Study shows that Staphylococcus aureus acquired the methicillin-resistance gene in the middle of 1940s. A latest study was shown that methicillin-resistant S. aureus (MRSA) emerged long before the antibiotic methicillin into clinical practice. It was the widespread use of earlier antibiotics, such as researchers from the UK preferred penicillin to methicillin itself which caused MRSA to emerge.
The researchers found that S. aureus acquired the gene with methicillin resistance, i.e., mecA , as early as the mid-1940s, which was 14 years before the first use of methicillin. The mecA gene confers resistance by producing a protein called PBP2a, which decreases the binding efficiency of antibiotics via the cell wall of S. aureus. The introduction of penicillin in the 1940s led to the selection of S. aureus strains that carried the methicillin resistance gene.

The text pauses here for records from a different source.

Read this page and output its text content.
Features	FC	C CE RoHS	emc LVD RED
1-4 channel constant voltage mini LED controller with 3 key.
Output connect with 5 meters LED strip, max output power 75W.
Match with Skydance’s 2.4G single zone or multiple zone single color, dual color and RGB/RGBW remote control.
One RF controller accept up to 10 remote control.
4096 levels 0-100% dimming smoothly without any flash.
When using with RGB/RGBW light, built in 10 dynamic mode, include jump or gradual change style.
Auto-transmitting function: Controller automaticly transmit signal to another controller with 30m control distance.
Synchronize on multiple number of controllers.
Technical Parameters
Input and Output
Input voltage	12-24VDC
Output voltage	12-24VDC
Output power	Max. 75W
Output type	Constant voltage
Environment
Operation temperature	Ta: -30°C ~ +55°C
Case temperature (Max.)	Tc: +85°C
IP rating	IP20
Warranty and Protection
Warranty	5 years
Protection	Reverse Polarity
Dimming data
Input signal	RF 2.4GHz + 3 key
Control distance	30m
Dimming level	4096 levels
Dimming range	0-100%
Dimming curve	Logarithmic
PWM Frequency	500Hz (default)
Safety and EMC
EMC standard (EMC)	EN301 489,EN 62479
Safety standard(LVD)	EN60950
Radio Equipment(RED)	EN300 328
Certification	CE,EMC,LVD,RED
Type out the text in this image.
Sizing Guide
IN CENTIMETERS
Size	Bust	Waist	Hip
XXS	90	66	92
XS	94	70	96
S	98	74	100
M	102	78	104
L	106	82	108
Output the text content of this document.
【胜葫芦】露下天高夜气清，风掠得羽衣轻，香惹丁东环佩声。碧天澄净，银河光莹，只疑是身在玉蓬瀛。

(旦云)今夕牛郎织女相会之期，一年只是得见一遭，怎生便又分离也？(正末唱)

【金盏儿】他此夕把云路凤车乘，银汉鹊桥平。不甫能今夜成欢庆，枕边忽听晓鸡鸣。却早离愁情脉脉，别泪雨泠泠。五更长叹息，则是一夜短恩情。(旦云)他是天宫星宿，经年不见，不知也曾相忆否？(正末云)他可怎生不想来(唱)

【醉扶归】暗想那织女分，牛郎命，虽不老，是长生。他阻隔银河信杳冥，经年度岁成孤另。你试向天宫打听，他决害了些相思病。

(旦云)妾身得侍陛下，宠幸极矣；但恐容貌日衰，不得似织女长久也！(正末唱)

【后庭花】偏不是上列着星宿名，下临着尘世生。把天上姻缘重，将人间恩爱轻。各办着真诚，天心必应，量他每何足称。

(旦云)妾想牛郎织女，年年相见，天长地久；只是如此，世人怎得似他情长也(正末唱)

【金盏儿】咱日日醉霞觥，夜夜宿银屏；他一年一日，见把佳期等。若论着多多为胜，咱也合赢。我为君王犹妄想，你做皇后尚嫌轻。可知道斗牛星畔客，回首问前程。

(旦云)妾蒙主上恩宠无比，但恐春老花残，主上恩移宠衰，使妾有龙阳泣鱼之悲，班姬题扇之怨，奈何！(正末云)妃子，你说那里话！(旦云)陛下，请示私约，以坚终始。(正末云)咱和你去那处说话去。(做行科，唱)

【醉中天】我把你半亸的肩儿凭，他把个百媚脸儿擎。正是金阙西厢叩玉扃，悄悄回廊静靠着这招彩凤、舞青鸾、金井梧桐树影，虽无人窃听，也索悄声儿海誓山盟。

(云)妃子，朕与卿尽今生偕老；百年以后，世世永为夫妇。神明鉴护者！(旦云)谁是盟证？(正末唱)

What was the origin of the first MRSA and how to trace its evolutionary history? The researchers sequenced the genomes of a unique collection of 209 historic S. aureus isolates. The oldest of these isolates were identified over 50 years ago by the S. aureus reference laboratory of Public Health England and had been stored in their original freeze-dried state. The researchers found the genes in these isolates that confer resistance to numerous other antibiotics, as well as genes associated with decreased susceptibility to disinfectants.
Reference
CP Harkins, B Pichon, M Doumith, et al. Methicillin-resistant Staphylococcus aureus emerged long before the introduction of methicillin into clinical practice. Genome Biology, 2017, 18(1):130.